O juízo da 19ª Vara Cível da Comarca de São Paulo, diante de alegação da casa bancária, entendeu pela extinção do feito em relação a um dos litisconsortes, devido à ausência de condições da ação, extinguindo o feito com base no art. 485, inciso VI, do Código de Processo Civil.
Trata-se de liquidação de expurgos inflacionários oriunda de Ação Civil Pública, ajuizada por instituto de defesa dos interesses dos consumidores contra instituição financeira, em que o autor alega ter possuído conta poupança junto ao banco réu na época da edição do Plano Verão, fazendo, portanto, jus aos expurgos inflacionários decorrentes deste Plano.
Ocorre que, conforme evidenciado nos autos, a conta poupança pleiteada já havia sido encerrada quando editado o Plano Verão em 1989.
O título executivo que o litisconsorte pretendeu liquidar fixou em 42,72% a remuneração do IPC de janeiro de 1989, remuneração essa que, por força da coisa julgada, deveria ser creditada no mês de fevereiro.

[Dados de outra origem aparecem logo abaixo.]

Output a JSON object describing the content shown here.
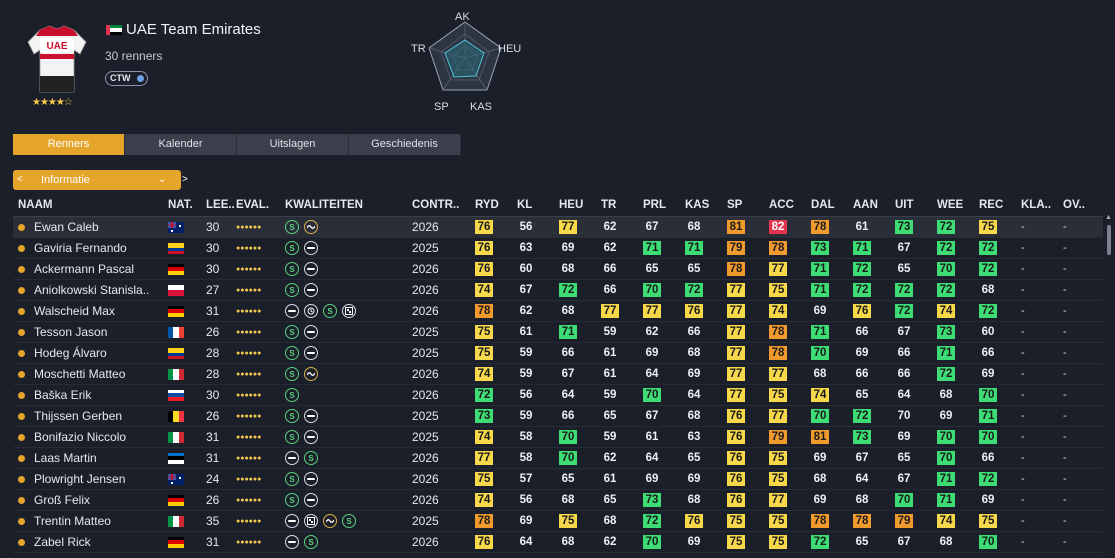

Em janeiro e fevereiro de 1989, a regra geral que disciplinava o crédito de rendimento nos depósitos de poupança era a Resolução BNH nº 192/83 (ainda aplicada, conforme o art. 12 da Lei nº 8.177, de 1º de março de 1991) e essa norma dizia textualmente:
2.3. O valor da correção monetária será obtido pela aplicação do percentual de correção monetária sobre o saldo mínimo apresentado pela conta no mês corrido imediatamente anterior à data do crédito.
2.3.1. O saldo mínimo referido no subitem 2.3 corresponderá ao menor saldo
diário apresentado pela conta a partir do 1º dia útil do mês corrido imediatamente anterior.
Portanto, entendeu-se que o percentual de 42,72% definidos pelo acórdão do STJ devem ser aplicados sobre o saldo mínimo apresentado pela conta no mês corrido imediatamente anterior à data do crédito.
Os documentos trazidos pelo liquidante evidenciaram que houve relação jurídica com o banco réu somente durante o período em que a conta poupança indicada permaneceu ativa, de 08.01.1989 a 18.01.1989, antes da edição do Plano Verão.
Com a juntada dos extratos na petição inicial, restou comprovado que a conta poupança objeto do pedido de liquidação foi encerrada pelo resgate integral do saldo em 18.01.1989.
A casa bancária defendeu que o mero fato de a parte autora ter possuído saldo na conta de poupança não lhe reserva o direito, uma vez que os 42,72% definidos pelo acórdão do STJ, ao serem aplicados sobre o saldo mínimo apresentado pela conta no mês corrido imediatamente anterior à data do crédito, vão encontrar como base de cálculo, no presente caso, o valor ZERO.
Ficou evidente que a base de cálculo estava zerada, assim, o liquidante não tinha saldo algum durante o mês de fevereiro de 1989 não fazendo jus a qualquer correção à título de expurgos inflacionários.
Nesse sentido entendeu o juízo, julgando a ação extinta em relação ao poupador, sem julgamento de mérito, sob o fundamento que o litisconsorte não possuía valores em caderneta de poupança quando da implementação do Plano Verão, pelo que não faz jus à correção pretendida. Ainda, o condenou em custas e despesas proporcionais e honorários advocatícios fixados em 10% do valor por ele pretendido.
Operou-se o trânsito em julgado da decisão em 21/06/2023.